Di sebuah mall yang cukup besar dan luas, bagus bersih, kami cuci mata sekilas. Kemudian kami membeli makanan di resto Turki, dan kami menikmatinya. Pengunjungnya cukup banyak, termasuk para muda lokal juga memilih kuliner Turki. Berbincang ria disitu, merencanakan langkah selanjutnya. Kami sepakat untuk menemukan masjid yang terdekat dari mall.
Kami langsung beranjak dari mall, dengan berjalan kaki. Udara Beijing cukup panas kala itu, Juli 2017. Kami mencoba tanya kepada orang sekitar, tetapi jarang yang bisa komunikasi dengan bahasa inggris.
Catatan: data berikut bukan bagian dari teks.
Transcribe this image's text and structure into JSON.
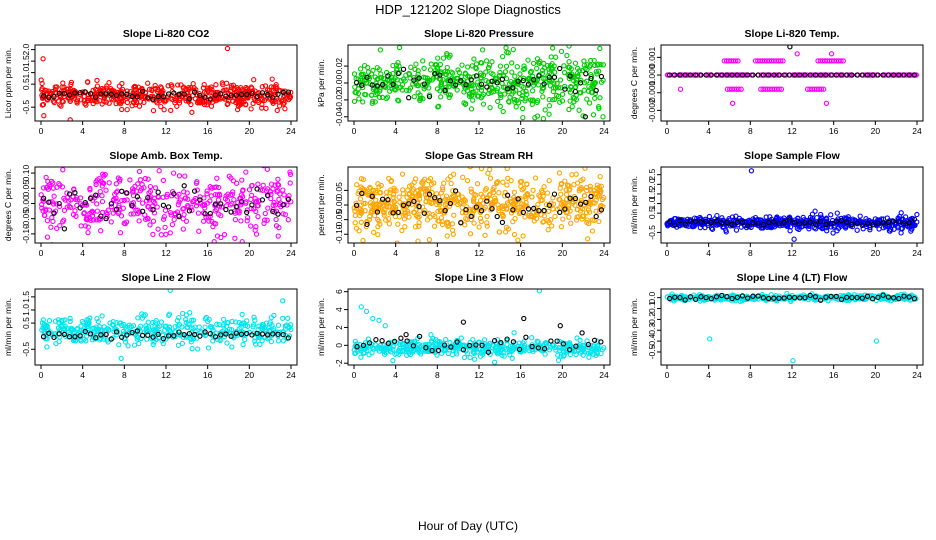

Mereka entah mengerti atau tidak, hanya menunjukkan arah dengan tangan.
Kami berjalan kaki searah info. Dan setelah sekitar satu kilometer, kami belok ke kanan sedikit. Kami sampai di depan gerbang bangunan tradisional seperti pada umumnya. Gerbang sebelah kanan ada jendela, ruang penjaga. Dan kami tanya apa ini masjid sambil kedua tangan seperti gerakan takbir, apalagi rombongan kami kan berjilbab, maka langsung mengangguk.
Pintu pun dibuka, dan kami dipersilahkan masuk. Sekitar 10 meter, memasuki gerbang kedua dengan halaman yang lebih luas. Di Sebelah kanan terdapat ruang berwudhu dengan duduk. Cara disini memakai teko yang diisi air, untuk berwudhu.
Kemudian kami masuk masjid, di dalamnya ada orang yang sedang membaca Al Qur'an, di sebelah kanan depan. Kami sholat jamak qoshor maghrib dan isya, kemudian menyapa orang yang ngaji dan berbincang. Masjid dengan bangunan tradisional mirip klenteng ini cukup besar, sepertinya sudah berumur. Namanya masjid Dongsi.
Setelah cukup, kami pun pulang. Di teras masjid, ketemu pemuda yang akan sholat, ternyata keturunan Pakistan, dokter praktek di sekitar situ. Berkenalan sejenak, dan kami harus pulang ke hotel, dengan mengendarai 3 helicak.